101 entry daha
  • peter weir'ın 1981 yılında çektiği film, sık sık savaşın anlamsızlığı ve "eğer biz gelibolu'ya gidip onları durdurmazsak, onlar buraya geleceklermiş" minvalindeki dezenformasyonu vurgularken; antimilitarist öğeler, bununla da sınırlı kalmıyor ve ingilizler'in anzak askerlerini yardıma çağırıp, sonra da göz göre göre ölüme göndermelerini işliyor son bölümde.

    --- spoiler ---

    şahsım adına söyleyebilirim ki, en doğru ve en erdemli tepkiyi, frank dunne rolündeki mel gibson koyuyor ve askere gitmeyi, kahramanlıkla özdeşleştiren arkadaşlarına "bu bizim savaşımız değil ki, ingilizlerin savaşı!" diye çıkışıyor. işte olayın özeti aslında bu kadar basit. ne işin var senin türk topraklarında? tüm toplumun böyle adamlardan oluşabileceği ve toprakları işgal altında olmadıkça parmağını kımıldatmayan bir halkın var olabileceği ihtimali o kadar güzel ki! ne işin var lan elalemin evinde... ancak filmde yaşlısından gencine, kadınından çocuğuna kadar, askerlerle gurur duyulduğu, onların birer kahraman olduğu vurgusu var ki, gerçek hayat da tam olarak bu maalesef. savaşa gitmek istemeyenin hainlikle suçlanacağı yerde, savaşmak isteyenin suratına tükürecek kadınların yer aldığı bir dünya olaydı iyi olmaz mıydı hacı? olurdu bittabi... "savaşacak kimse olmazsa savaş da olmaz" diyoruz ama nafile! savaşacak angutlar sürüsü mutlaka olacak. her zaman olacak...
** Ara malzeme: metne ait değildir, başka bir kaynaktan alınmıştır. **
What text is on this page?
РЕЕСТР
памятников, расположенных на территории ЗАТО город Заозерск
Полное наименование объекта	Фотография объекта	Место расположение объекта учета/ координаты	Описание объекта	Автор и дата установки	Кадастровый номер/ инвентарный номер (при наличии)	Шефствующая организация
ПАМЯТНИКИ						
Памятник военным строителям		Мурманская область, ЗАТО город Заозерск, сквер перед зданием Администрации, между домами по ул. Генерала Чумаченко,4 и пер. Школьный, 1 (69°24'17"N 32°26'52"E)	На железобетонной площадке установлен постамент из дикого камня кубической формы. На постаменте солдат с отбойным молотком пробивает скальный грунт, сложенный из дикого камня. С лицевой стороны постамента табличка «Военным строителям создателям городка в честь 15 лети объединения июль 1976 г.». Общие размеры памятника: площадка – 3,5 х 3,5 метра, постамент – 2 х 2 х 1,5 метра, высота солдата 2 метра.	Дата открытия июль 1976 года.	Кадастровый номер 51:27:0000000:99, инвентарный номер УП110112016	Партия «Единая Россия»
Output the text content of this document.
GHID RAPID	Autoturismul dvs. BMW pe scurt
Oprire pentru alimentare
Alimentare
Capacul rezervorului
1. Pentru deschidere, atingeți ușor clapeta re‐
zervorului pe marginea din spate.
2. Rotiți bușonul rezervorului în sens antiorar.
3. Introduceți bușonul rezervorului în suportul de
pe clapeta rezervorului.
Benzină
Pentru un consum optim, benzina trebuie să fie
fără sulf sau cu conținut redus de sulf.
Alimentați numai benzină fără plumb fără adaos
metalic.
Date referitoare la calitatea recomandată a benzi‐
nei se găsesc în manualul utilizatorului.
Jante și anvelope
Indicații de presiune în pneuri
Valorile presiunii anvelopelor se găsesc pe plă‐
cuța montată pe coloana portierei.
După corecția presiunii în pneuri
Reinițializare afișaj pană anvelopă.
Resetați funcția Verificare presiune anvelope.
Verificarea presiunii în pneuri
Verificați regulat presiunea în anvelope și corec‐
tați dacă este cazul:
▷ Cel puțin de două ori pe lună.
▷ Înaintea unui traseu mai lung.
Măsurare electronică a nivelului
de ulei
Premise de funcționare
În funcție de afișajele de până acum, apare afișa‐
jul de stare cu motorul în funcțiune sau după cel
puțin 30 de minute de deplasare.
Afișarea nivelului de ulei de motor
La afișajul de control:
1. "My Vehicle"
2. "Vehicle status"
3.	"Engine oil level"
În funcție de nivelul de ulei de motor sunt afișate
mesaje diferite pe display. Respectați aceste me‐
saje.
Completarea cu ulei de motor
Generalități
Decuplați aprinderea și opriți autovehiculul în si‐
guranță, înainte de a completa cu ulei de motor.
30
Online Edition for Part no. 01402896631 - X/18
    neyse efendim, zaten frank de filmin ortasında, "itilip kakılmaktan bıktım, savaşa gideyim de subay olup geri döneyim" diyerek, askerliği bir sosyal statü ve refah aracı olarak kullanma gayesiyle unutuyor bu savaşla işi olmadığını. değerlerini, üniformanın kadınlar üzerindeki etkisi uğruna bir kenara atarak, dedesini kendi kementiyle asan ingilizlerin emrine giriyor. genç archy'de ise, frank'in ilk zamanlarındaki olgunluğun bile esamesi okunmuyor. ne için yapıldığı hakkında bile herhangi fikrinin olmadığı bir savaş uğruna harcıyor yaşamını ve amcasının tabiriyle çelikten yapılmış bacaklarını. salak herifler...

    --- spoiler ---

    filmin bir başyapıt ya da şahaser olduğunu düşünmüyorum, ancak detaylar çok iyi yakalanmış. örneğin türk askerleri, cephede bayağı sıkı türkçe konuşuyorlar. artık, gerçekten türk mü oynatıldı, yoksa üzerine dublaj mı konuldu bilmiyorum ama, bu tarz filmlerde türk diye arap oynatmak ve hangi dili konuştuğunu umursamamak, dönem filmlerinde sık sık rastladığımız bir hata.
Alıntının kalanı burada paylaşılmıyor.